Different perspectives have marked the analysis of the transformation processes affecting mankind for the presence of digital technologies. They widely influenced and modified educational processes and pedagogical research by making easier and faster communication, but also induced deep changes on students and subjects’ ways of thinking and learning. The viewpoints adopted for the description of the effects of digital technologies on students, and more generally on people, can be summarized as follows:

  • First, from the psycho-pedagogical perspective, the use of digital instruments and tools is seen to produce its effects inside different educational paradigms; otherwise stated, pedagogical literature discusses the relevance of the IT/ICT impact on behaviourism, cognitivism and constructivism (both interactive and social), and analyzes the different uses and effects of digital instruments, when different educational processes and strategies are adopted;

  • Second, from the psycho-social side, McLuhan (1968), De Kerchkove (1996)Lévy (1996), to cite only some among the most famous authors, describe the changes on human thinking and knowledge development operated by IT/ICT. They discuss the modifications induced on mankind by the use of mass media and of the Internet, and hypothesize the development and growth of new kinds of intelligence, like collective and connective intelligences, when people communicate or use digital instruments to get information from the Internet.

More recently a new paradigm has been proposed by Siemens (2005), it is based on the integration of the principles explored by chaos, network, complexity and self-organization theories, to design new ways of interpreting learning and knowledge phenomena. The name for this new paradigm is connectivism.
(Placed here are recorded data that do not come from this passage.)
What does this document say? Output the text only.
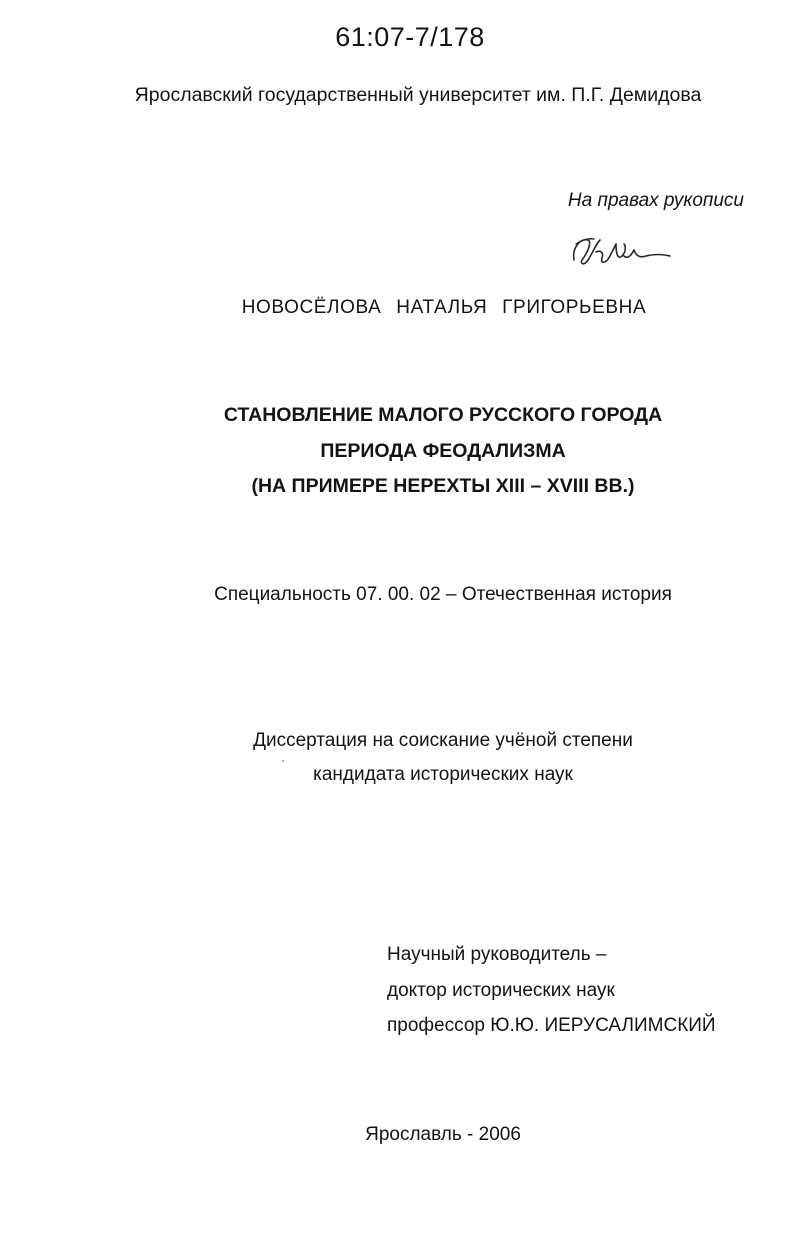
61:07-7/178

Ярославский государственный университет им. П.Г. Демидова

На правах рукописи

НОВОСЁЛОВА НАТАЛЬЯ ГРИГОРЬЕВНА

СТАНОВЛЕНИЕ МАЛОГО РУССКОГО ГОРОДА

ПЕРИОДА ФЕОДАЛИЗМА

(НА ПРИМЕРЕ НЕРЕХТЫ XIII – XVIII ВВ.)

Специальность 07. 00. 02 – Отечественная история

Диссертация на соискание учёной степени

кандидата исторических наук

Научный руководитель –

доктор исторических наук

профессор Ю.Ю. ИЕРУСАЛИМСКИЙ

Ярославль - 2006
Following Siemens ideas on connectivism, learning is a process which occurs within nebulous environments of shifting core elements – not entirely under the control of the individual. Learning (defined as actionable knowledge) can reside outside of subjects (within an organization or a database), it is focused on connecting specialized information sets, and the connections that enable us to learn are more important than our current state of knowing.

Connectivism is driven by the understanding that decisions are based on rapidly altering foundations. New information is continually being acquired. The ability to draw distinctions between important and unimportant information is vital. The ability to recognize when new information alters the landscape based on decisions made yesterday is also critical.

Where connectivism differs from other theories, argues Downes (2007), is that connectivism denies that knowledge is propositional. Otherwise stated, the other theories are 'cognitivist', in the sense that they depict knowledge and learning as being grounded in language and logic. Connectivism is, by contrast, 'connectionist'. Knowledge is, in this theory, literally the set of connections formed by actions and experience. It may consist in part of linguistic structures, but it is not essentially based in linguistic structures, and the properties and constraints of linguistic structures are not the properties and constraints of connectivism.

As regards teaching experiences based on connectivism there are a few examples to refer to, if all the constraints of the founders of the theory are applied. Downes (2007) states in fact that: “to teach is to model and demonstrate, to learn is to practice and reflect”. On these bases the foundations of connectivism can be found in the teaching experiences of J. S. Brown, who worked with technicians and researchers on training and updating courses; the main concepts emerging from his work are: 1) the construction of knowledge assets, which make effective learning in a community of practice, 2) the web as a medium for an ecology of learning, where everyone can be producer and consumer of information and knowledge and 3) the construction of a regional learning repository, where a social knowledge is built and made available (Brown, 2000).